Un palmarès "clandestin" des meilleurs hôpitaux de Belgique existe pourtant. Il est signé Test-Achats et s’appuie exclusivement sur un sondage mené auprès de 250 généralistes et spécialistes. Du moins, ceux qui n’ont pas répondu à l’appel au boycott lancé par l’Ordre des Médecins…
L’organisme de défense des consommateurs leur a demandé de citer l’hôpital qui, selon eux, excelle dans un panel de 13 spécialités. And the winner is: les cliniques universitaires Saint-Luc pour un nombre non négligeable de spécialisations (neurologie, gastro-entérologie, urologie, etc. – voir tableau). Au total, 26 centres hospitaliers ont été cités. Cinq d’entre eux figurent dans presque toutes les catégories : les cliniques universitaires Saint-Luc (Bruxelles), le CHU de Liège, le site Edith Cavell à Uccle, l’hôpital universitaire Erasme et le CHR de la Citadelle de Liège. Mais d’autres classements, tout aussi officieux, existent. Sur le Net par exemple, on trouve la liste des "Centres of Excellence" destinée aux touristes ou aux expatriés. A quelques domaines près, c’est toujours Saint-Luc qui occupe le haut du tableau.

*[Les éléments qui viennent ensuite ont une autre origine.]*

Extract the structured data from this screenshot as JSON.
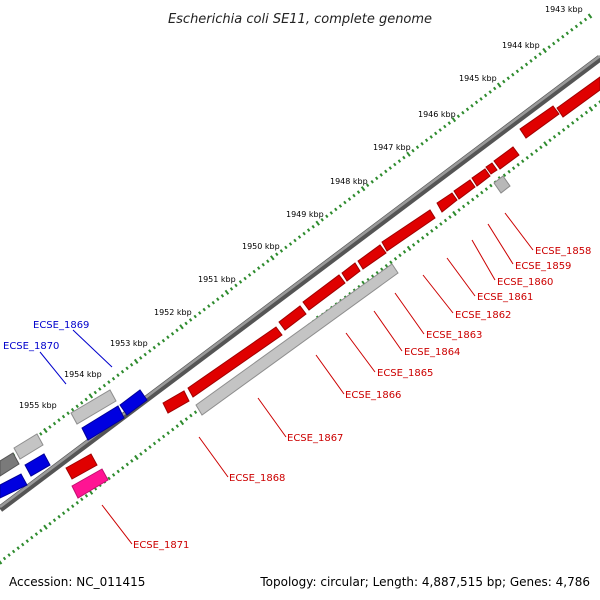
{
  "title": "Escherichia coli SE11, complete genome",
  "footer": {
    "accession": "Accession: NC_011415",
    "summary": "Topology: circular; Length: 4,887,515 bp; Genes: 4,786"
  },
  "colors": {
    "background": "#ffffff",
    "backbone": "#808080",
    "scale_dots": "#2e8b2e",
    "gene_forward": "#ff0000",
    "gene_reverse": "#0000ff",
    "gene_other": "#c0c0c0",
    "gene_rna": "#ff1493",
    "label_red": "#cc0000",
    "label_blue": "#0000cc"
  },
  "scale_ticks": [
    {
      "label": "1943 kbp"
    },
    {
      "label": "1944 kbp"
    },
    {
      "label": "1945 kbp"
    },
    {
      "label": "1946 kbp"
    },
    {
      "label": "1947 kbp"
    },
    {
      "label": "1948 kbp"
    },
    {
      "label": "1949 kbp"
    },
    {
      "label": "1950 kbp"
    },
    {
      "label": "1951 kbp"
    },
    {
      "label": "1952 kbp"
    },
    {
      "label": "1953 kbp"
    },
    {
      "label": "1954 kbp"
    },
    {
      "label": "1955 kbp"
    }
  ],
  "gene_labels": [
    {
      "text": "ECSE_1858",
      "color": "red"
    },
    {
      "text": "ECSE_1859",
      "color": "red"
    },
    {
      "text": "ECSE_1860",
      "color": "red"
    },
    {
      "text": "ECSE_1861",
      "color": "red"
    },
    {
      "text": "ECSE_1862",
      "color": "red"
    },
    {
      "text": "ECSE_1863",
      "color": "red"
    },
    {
      "text": "ECSE_1864",
      "color": "red"
    },
    {
      "text": "ECSE_1865",
      "color": "red"
    },
    {
      "text": "ECSE_1866",
      "color": "red"
    },
    {
      "text": "ECSE_1867",
      "color": "red"
    },
    {
      "text": "ECSE_1868",
      "color": "red"
    },
    {
      "text": "ECSE_1869",
      "color": "blue"
    },
    {
      "text": "ECSE_1870",
      "color": "blue"
    },
    {
      "text": "ECSE_1871",
      "color": "red"
    }
  ]
}
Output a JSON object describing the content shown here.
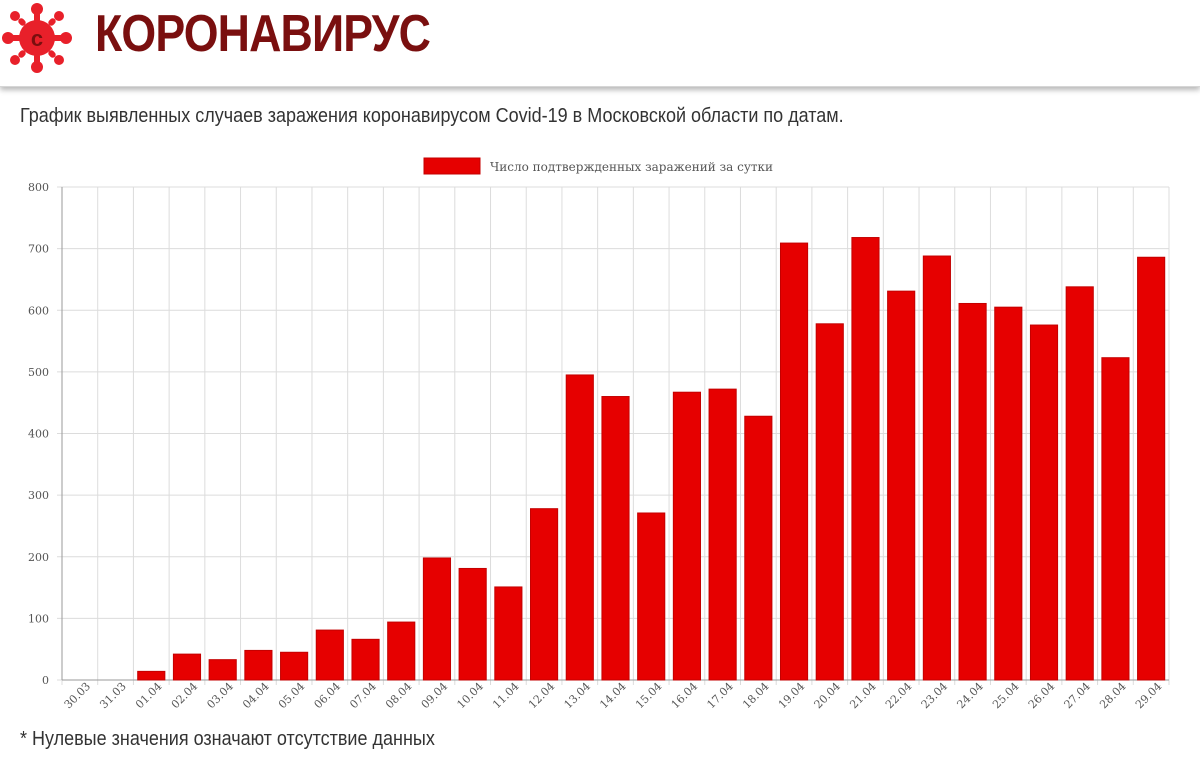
{
  "site": {
    "title": "КОРОНАВИРУС",
    "logo_icon": "virus-icon",
    "brand_color": "#7a0f0f"
  },
  "page": {
    "heading": "График выявленных случаев заражения коронавирусом Covid-19 в Московской области по датам.",
    "footnote": "* Нулевые значения означают отсутствие данных"
  },
  "chart_data": {
    "type": "bar",
    "legend_position": "top-center",
    "grid": true,
    "bar_color": "#e60000",
    "ylim": [
      0,
      800
    ],
    "y_ticks": [
      0,
      100,
      200,
      300,
      400,
      500,
      600,
      700,
      800
    ],
    "categories": [
      "30.03",
      "31.03",
      "01.04",
      "02.04",
      "03.04",
      "04.04",
      "05.04",
      "06.04",
      "07.04",
      "08.04",
      "09.04",
      "10.04",
      "11.04",
      "12.04",
      "13.04",
      "14.04",
      "15.04",
      "16.04",
      "17.04",
      "18.04",
      "19.04",
      "20.04",
      "21.04",
      "22.04",
      "23.04",
      "24.04",
      "25.04",
      "26.04",
      "27.04",
      "28.04",
      "29.04"
    ],
    "series": [
      {
        "name": "Число подтвержденных заражений за сутки",
        "values": [
          0,
          0,
          14,
          42,
          33,
          48,
          45,
          81,
          66,
          94,
          198,
          181,
          151,
          278,
          495,
          460,
          271,
          467,
          472,
          428,
          709,
          578,
          718,
          631,
          688,
          611,
          605,
          576,
          638,
          523,
          686
        ]
      }
    ]
  }
}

La Belgique, paradis médical

Si les touristes européens ne sont guère sensibles aux charmes de la mer du Nord, ils cèdent volontiers aux sirènes ne notre système de santé. En 2006, on estimait déjà à 35.000 le nombre de patients issus du tourisme médical. Ils ne sont pas forcément fortunés ni ne viennent toujours de Katmandou: plutôt des des Pays-Bas, d’Angleterre ou d’Italie… Même si on voit débarquer à l’occasion quelques riches patients venus de Russie ou des pays de l’Est. Ceux-là ne viennent pas pour nos infrastructures ou nos formidables innovations technologiques mais pour être auscultés par une sommité dont la réputation a dépassé les frontières.

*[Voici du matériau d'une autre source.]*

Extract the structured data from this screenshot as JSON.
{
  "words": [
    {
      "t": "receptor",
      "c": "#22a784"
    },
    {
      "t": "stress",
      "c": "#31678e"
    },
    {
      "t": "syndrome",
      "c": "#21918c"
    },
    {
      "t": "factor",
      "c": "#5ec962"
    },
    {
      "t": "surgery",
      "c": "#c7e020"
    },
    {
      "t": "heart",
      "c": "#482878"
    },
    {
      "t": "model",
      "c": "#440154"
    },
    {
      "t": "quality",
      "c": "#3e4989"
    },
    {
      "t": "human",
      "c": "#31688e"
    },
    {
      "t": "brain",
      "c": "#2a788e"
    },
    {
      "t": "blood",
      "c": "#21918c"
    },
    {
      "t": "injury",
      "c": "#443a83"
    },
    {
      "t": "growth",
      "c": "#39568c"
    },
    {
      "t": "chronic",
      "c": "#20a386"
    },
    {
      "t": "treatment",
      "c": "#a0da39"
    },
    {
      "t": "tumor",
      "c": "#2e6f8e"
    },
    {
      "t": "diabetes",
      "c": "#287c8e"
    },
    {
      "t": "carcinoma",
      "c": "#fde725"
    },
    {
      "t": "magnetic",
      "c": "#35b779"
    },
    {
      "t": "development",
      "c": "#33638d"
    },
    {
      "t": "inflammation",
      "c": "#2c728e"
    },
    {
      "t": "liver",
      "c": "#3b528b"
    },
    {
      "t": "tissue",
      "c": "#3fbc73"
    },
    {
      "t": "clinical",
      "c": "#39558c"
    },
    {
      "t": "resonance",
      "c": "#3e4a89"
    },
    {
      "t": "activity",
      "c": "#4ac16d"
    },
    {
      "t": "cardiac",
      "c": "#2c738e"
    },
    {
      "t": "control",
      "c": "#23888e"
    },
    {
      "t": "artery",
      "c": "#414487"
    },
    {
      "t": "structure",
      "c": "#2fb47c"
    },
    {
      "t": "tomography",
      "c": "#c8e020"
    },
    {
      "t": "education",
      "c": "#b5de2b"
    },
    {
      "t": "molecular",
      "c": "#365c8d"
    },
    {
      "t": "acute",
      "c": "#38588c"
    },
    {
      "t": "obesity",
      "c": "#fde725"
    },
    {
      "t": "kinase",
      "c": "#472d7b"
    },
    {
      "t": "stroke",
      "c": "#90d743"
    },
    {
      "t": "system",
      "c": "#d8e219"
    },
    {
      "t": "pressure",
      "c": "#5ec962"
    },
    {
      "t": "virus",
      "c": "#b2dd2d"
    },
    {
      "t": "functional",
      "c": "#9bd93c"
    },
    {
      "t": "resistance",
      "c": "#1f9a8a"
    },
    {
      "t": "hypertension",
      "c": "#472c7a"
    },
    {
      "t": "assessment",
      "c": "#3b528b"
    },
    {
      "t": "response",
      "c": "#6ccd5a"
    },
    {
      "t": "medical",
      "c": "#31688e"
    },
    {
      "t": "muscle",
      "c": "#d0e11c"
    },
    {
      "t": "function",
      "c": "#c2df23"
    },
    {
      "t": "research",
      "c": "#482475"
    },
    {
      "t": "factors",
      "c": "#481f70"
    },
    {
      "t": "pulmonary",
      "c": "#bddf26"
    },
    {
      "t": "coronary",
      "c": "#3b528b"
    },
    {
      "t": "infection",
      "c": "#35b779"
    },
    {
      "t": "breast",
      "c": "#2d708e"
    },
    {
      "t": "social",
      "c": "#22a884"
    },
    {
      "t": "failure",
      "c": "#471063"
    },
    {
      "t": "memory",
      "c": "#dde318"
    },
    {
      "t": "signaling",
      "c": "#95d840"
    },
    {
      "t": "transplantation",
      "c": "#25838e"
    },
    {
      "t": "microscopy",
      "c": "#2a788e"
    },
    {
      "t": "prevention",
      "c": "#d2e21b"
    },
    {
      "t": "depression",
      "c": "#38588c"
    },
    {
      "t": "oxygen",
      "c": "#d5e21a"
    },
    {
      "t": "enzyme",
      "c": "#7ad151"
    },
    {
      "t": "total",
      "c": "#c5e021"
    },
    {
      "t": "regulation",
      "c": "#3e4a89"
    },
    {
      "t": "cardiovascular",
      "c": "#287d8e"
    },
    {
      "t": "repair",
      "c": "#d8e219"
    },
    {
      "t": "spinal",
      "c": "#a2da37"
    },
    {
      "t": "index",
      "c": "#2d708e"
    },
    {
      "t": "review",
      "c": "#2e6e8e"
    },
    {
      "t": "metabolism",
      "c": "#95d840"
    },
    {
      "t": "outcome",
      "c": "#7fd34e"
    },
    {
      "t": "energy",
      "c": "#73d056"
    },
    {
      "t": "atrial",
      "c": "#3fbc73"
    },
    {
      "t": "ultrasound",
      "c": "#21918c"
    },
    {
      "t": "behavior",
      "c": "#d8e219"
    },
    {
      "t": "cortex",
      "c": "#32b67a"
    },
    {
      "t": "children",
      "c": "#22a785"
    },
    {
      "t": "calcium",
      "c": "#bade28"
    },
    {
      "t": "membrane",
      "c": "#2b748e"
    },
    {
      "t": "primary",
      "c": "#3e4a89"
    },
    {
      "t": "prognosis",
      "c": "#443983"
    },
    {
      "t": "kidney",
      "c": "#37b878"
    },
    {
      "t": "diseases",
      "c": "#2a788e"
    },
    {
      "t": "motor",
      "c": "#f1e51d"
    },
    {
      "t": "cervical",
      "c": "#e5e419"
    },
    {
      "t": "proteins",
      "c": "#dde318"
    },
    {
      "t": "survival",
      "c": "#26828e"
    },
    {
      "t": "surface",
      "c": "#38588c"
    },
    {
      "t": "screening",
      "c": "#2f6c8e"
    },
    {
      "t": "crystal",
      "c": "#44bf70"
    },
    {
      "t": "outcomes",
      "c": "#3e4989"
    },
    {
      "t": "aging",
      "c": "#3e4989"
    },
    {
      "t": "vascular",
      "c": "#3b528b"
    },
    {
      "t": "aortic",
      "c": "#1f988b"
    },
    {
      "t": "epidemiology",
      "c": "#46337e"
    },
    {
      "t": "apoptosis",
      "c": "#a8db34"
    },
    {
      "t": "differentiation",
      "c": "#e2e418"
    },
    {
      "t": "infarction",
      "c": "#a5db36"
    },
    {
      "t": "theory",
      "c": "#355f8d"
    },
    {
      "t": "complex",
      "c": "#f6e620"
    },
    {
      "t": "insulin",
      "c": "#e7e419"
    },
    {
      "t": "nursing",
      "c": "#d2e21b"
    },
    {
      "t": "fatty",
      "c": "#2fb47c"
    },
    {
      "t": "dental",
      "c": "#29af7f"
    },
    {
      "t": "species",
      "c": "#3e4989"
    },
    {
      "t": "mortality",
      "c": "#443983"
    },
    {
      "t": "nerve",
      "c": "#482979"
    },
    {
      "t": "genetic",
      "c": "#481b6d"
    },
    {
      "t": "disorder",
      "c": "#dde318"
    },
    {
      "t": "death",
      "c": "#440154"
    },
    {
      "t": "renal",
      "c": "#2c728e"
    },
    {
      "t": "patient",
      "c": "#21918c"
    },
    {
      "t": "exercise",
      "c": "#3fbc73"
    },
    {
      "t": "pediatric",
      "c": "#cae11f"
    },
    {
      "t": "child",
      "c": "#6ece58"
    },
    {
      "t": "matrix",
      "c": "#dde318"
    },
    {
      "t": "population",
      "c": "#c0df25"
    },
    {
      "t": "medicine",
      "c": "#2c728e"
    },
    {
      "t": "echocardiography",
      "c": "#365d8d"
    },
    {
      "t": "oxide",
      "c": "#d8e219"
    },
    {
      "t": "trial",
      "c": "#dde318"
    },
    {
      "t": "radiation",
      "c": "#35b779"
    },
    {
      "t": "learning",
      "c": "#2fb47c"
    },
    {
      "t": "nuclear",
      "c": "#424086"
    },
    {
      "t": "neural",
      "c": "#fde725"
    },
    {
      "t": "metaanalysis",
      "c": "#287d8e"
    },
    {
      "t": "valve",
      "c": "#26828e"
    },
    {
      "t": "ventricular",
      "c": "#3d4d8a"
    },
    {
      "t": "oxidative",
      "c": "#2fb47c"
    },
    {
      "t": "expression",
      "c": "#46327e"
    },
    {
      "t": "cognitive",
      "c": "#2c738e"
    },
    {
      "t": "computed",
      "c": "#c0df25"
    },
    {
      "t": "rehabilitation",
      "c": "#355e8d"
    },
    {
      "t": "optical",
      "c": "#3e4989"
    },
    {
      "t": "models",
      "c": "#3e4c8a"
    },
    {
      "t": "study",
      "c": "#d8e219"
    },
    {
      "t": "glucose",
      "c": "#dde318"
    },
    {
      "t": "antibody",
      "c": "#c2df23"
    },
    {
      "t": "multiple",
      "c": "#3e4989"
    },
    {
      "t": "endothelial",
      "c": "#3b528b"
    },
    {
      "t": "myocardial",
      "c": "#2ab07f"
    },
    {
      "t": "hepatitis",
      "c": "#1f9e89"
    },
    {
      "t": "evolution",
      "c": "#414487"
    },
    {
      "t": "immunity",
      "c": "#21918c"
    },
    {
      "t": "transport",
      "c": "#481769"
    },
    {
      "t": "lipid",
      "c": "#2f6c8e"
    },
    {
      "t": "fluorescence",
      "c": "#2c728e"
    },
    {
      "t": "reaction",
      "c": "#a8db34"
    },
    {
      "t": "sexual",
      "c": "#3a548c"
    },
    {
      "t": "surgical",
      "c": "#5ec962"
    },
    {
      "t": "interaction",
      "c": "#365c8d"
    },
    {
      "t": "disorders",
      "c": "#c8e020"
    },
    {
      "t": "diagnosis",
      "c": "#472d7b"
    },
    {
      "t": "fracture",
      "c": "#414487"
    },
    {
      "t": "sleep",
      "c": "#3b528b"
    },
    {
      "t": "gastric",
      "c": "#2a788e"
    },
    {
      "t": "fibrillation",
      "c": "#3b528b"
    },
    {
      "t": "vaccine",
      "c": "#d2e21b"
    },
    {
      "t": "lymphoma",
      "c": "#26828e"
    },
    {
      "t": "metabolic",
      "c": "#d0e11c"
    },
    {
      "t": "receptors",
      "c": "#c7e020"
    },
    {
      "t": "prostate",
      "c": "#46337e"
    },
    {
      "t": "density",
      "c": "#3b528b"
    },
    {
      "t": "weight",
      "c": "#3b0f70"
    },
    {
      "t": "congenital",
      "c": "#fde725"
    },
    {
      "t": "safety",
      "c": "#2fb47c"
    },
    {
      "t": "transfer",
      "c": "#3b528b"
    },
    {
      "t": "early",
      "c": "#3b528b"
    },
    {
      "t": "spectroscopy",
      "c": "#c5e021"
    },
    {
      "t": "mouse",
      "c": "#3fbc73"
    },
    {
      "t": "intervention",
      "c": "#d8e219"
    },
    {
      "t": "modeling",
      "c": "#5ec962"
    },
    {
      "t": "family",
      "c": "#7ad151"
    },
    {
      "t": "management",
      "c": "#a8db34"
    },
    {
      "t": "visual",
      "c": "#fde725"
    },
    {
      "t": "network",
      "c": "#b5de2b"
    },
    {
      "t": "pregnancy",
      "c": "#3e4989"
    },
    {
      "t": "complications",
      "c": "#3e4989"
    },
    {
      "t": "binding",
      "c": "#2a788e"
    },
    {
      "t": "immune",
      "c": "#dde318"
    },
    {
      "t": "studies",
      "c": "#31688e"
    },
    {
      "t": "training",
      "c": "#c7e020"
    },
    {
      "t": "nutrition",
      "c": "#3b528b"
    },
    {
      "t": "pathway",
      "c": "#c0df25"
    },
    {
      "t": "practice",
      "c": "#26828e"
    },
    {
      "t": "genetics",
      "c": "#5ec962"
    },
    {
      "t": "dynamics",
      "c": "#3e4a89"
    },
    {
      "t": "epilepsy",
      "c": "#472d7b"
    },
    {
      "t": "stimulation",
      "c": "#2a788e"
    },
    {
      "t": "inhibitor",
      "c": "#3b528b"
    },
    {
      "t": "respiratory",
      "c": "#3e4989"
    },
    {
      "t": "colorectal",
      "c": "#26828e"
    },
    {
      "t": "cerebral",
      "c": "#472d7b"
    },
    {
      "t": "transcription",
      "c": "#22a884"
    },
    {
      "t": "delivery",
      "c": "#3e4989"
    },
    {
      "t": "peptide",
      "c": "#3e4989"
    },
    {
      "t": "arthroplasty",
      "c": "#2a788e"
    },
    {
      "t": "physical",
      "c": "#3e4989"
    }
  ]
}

C'est que le "savoir soigner" belge a le vent en poupe et s’exporte! Après le Koweït et le Kazakhstan, la Belgique a officialisé en 2011, un accord de coopération en matière de soins de santé avec l’Arabie saoudite. Chiffré à 500.000 euros, il inclut notamment transfert de technologies médicales et la formation de spécialistes. Bien joli tout ça mais le patient belge, il en retire quoi de ces grands accords? C’est surtout dans le futur que ça va se jouer. D’ici quelques années, estiment les analystes, la Belgique ne sera plus en mesure de former assez de spécialistes pour gérer tous ses malades. En établissant des ponts avec d’autres pays, un nombre croissant de cerveaux étrangers devrait faire leur apparition dans les blocs opératoires. "Profiter des connaissances des médecins étrangers n’est pas une mauvaise chose", mesure Pieter Van Herck. "Mais l’idéal serait de les former directement chez nous".

Pour les infirmiers, il est déjà trop tard. L’espèce est quasi en voie de disparition. Et les rares spécimens restants préfèrent se réfugier dans le privé que de faire des piqûres dans les homes du CPAS. Qui les remplace? Tendez l’oreille, ils arpentent déjà les couloirs de nos hôpitaux… vous les entendez, ces accents français, espagnol, hongrois ou africain?